Objectively, I suppose, this would be the most illuminating view of the music, once you got used to it.

But Malinowski has yet another fascinating representation. He indicates notes on a rotating 12-tone scale of the circle of fifths --just the circle C, G, D, A, E, B, F#, C#, etc opened up and copied over and over-- with longer notes represented by large diamonds, which get thinner as the note fades away, and each note is connected to every other note by lines, whose colors represent the intervals! So we have both pitch and intervals here.  The Circle of Fifths is shown at right; click to enlarge.   (This has a mathematical analogy that is fascinating. For various reasons, it is convenient to open up a circle into a line. Trigonometry students are familiar with the correspondence between 1/2 Pi and 90 degrees, for instance. Similarly, folding the entire piano keyboard into a circle, or opening out the circle of fifths into a line, or a cylinder of fifths into a plane are all familiar procedures for at least some mathematicians.  The diagram was created using Geometer's Sketchpad, currently owned and operated by Key Curriculum Press.)  [Please feel free to uses my Circle of Fifths ad libitum, except that you may not sell it to anyone, and must tell anyone to whom you give it that he or she should not sell it either, and so on until the end of time.  I do not insist on being identified as its creator, since better minds than mine were involved in its invention, even if the idea is obvious.]

Look at the last two images in the composite. The upper one is the opening chord, and let's pretend the piece is in C major. That opening chord has 3 C's, a G and an E. The 3 C's are all on the same horizontal line, the G is right above, on the very next line. (Why? Because G is [one of the] closest note[s] to C harmonically, though not interval-wise.) And some four notes away is our friend E, connected to the C's with green lines. The E makes two kinds of thirds; the major third is represented with a bluey-green line, it seems to me, and the major third with a yellowy-green line, but I could be wrong. They're both green, anyway. The octaves and the fifths and fourths are represented by blue lines.
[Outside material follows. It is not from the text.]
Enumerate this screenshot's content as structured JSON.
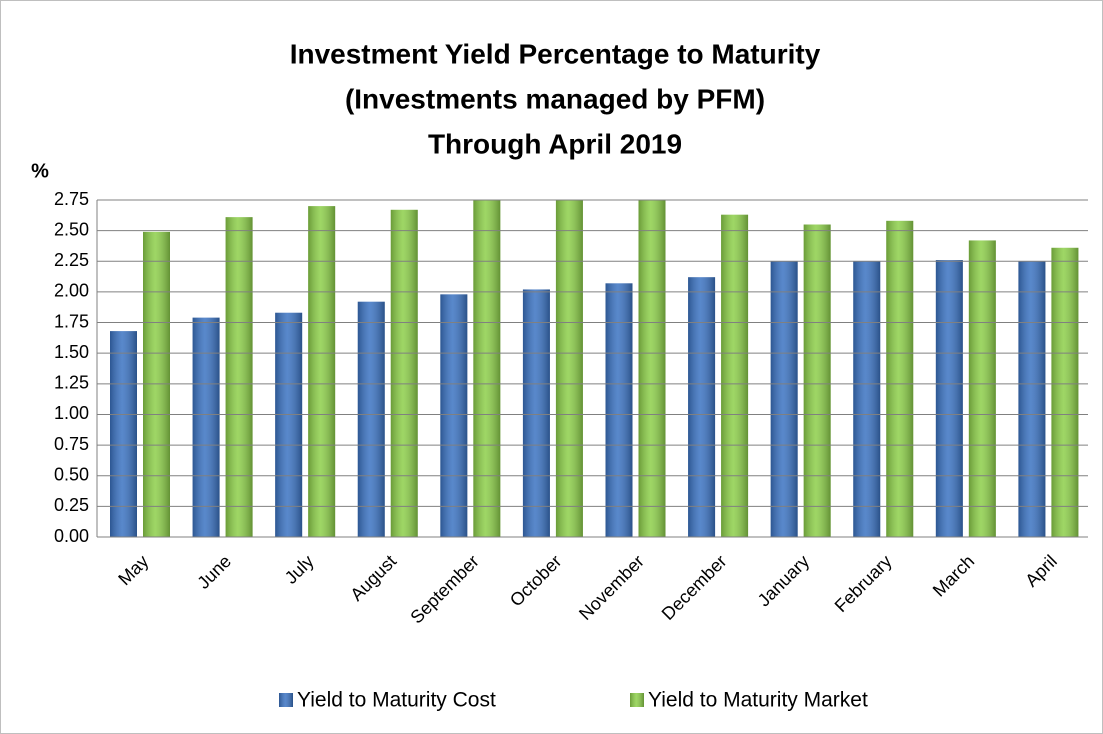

The very next image, the lowest in the composite, shows the chord C, C, C, F#, A. As before, the lines between the 3 C's are blue. A to C, and F# to A are both thirds, both minor thirds, incidentally, and they're shown in green. But the flaming red lines indicate the C to F# interval, which is not far on the keyboard, but harmonically the notes are antipodal. So we see three sets of red lines, between each of the C's and the F#. (To modern ears, the C to F# interval is not so horribly dissonant, but at one time it was called the Wolf, or the Devil in Music: Diabolus in Musica.)

Harmony, though, is a tiny bit more than just the sum of the intervals involved, and to do it justice probably needs a representation that's more complex. But complexity has to start somewhere, and it looks as though we're never going to have to turn back from what Stephen Malinowski has achieved with his Music Animation Machine.

Initially, there was a very primitive video embedded here.  I have replaced it with a sharper (HD 720) video made in 2013, with the video captured using updated software.  This also uses far better sound samples.  I hope you like it!  Many thanks to Stephen Malinowski, as always.